Discovery of Localized Regions of Excess 10-TeV Cosmic Rays
A. A. Abdo, B. Allen, T. Aune, D. Berley, E. Blaufuss, S. Casanova, C., Chen, B. L. Dingus, R. W. Ellsworth, L. Fleysher, R. Fleysher, M. M., Gonzales, J. A. Goodman, C. M. Hoffman, P. H. H\"untemeyer, B. E. Kolterman,, C. P. Lansdell, J. T. Linnemann, J. E. McEnery

TL;DR
This paper reports the discovery of two localized regions of excess 10-TeV cosmic rays with high significance, which are inconsistent with gamma-ray emission and may indicate unknown astrophysical sources or phenomena.
Contribution
The study identifies two new localized excess regions of cosmic rays at 10 TeV, with detailed spectral analysis suggesting they are not gamma-ray sources, advancing understanding of cosmic-ray anisotropies.
Findings
Two regions of excess cosmic rays with >12 sigma significance.

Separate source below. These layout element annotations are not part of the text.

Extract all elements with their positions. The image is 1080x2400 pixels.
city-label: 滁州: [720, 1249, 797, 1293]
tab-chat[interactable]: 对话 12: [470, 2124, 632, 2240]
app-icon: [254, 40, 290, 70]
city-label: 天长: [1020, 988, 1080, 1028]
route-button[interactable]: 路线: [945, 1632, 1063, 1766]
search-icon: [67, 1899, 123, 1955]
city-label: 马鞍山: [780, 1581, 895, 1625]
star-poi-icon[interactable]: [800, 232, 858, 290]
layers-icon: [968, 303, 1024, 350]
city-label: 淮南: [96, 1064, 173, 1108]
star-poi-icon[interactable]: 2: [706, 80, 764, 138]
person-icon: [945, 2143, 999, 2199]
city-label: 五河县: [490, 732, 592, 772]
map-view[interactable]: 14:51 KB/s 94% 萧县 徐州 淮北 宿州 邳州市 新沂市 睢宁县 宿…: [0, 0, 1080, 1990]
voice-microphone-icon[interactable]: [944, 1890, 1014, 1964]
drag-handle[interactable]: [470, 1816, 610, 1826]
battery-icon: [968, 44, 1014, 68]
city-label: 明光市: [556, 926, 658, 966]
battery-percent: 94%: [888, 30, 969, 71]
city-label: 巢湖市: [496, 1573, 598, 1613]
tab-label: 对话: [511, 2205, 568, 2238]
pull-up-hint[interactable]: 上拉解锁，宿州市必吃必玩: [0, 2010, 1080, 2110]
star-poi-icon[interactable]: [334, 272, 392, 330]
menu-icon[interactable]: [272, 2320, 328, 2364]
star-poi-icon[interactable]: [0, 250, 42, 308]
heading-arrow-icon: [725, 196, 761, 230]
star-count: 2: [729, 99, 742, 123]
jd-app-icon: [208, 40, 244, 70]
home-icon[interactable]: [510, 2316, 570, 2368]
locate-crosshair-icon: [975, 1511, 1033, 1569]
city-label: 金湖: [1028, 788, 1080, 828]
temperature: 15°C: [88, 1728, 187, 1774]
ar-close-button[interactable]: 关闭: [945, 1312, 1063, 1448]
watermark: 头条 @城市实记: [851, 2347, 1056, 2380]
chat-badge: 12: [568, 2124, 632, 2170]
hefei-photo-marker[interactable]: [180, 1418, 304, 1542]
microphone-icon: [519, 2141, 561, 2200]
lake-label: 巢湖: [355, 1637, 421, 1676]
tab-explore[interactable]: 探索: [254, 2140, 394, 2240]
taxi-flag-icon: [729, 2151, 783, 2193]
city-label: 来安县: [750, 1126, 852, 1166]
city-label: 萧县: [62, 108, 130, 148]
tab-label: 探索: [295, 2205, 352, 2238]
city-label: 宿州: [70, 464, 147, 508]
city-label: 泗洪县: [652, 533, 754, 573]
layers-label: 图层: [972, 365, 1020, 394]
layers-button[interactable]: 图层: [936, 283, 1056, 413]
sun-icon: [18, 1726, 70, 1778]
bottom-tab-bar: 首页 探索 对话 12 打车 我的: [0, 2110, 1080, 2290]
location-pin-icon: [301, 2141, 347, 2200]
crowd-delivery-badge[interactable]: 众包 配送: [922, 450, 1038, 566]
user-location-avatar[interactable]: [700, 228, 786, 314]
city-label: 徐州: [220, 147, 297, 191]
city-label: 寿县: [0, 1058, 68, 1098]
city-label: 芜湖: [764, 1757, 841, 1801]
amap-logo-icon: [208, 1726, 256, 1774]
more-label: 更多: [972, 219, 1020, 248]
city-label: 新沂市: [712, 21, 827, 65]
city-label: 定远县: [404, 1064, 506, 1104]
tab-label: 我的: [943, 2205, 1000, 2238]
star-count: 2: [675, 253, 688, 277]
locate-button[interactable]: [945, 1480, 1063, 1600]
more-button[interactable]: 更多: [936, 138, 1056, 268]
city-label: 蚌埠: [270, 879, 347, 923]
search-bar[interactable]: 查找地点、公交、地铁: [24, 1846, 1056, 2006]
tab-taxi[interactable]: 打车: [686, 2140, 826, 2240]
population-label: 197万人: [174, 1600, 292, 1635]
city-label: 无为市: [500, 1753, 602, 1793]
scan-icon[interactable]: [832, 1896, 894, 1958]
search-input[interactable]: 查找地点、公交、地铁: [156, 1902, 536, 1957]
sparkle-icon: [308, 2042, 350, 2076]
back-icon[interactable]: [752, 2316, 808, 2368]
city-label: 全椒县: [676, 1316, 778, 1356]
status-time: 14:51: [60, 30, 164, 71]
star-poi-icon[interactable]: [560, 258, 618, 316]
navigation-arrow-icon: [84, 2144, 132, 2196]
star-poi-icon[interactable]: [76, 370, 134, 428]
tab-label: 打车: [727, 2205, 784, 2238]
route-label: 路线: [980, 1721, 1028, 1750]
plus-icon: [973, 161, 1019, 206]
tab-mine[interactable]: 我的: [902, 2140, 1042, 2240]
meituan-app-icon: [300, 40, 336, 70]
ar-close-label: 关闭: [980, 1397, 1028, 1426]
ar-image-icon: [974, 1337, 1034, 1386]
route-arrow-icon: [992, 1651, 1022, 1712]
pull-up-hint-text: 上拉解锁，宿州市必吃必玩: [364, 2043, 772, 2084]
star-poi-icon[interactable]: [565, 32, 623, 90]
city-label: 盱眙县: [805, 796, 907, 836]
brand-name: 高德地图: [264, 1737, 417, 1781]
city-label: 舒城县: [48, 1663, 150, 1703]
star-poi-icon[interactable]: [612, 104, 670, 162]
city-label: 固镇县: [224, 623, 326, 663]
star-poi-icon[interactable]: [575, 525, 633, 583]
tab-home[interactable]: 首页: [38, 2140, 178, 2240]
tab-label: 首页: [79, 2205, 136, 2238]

One region has a hard spectrum consistent with proton origin.
No compelling astrophysical explanation found for the excesses.
Abstract
An analysis of 7 years of Milagro data performed on a 10-degree angular scale has found two localized regions of excess of unknown origin with greater than 12 sigma significance. Both regions are inconsistent with gamma-ray emission with high confidence. One of the regions has a different energy spectrum than the isotropic cosmic-ray flux at a level of 4.6 sigma, and it is consistent with hard spectrum protons with an exponential cutoff, with the most significant excess at ~10 TeV. Potential causes of these excesses are explored, but no compelling explanations are found.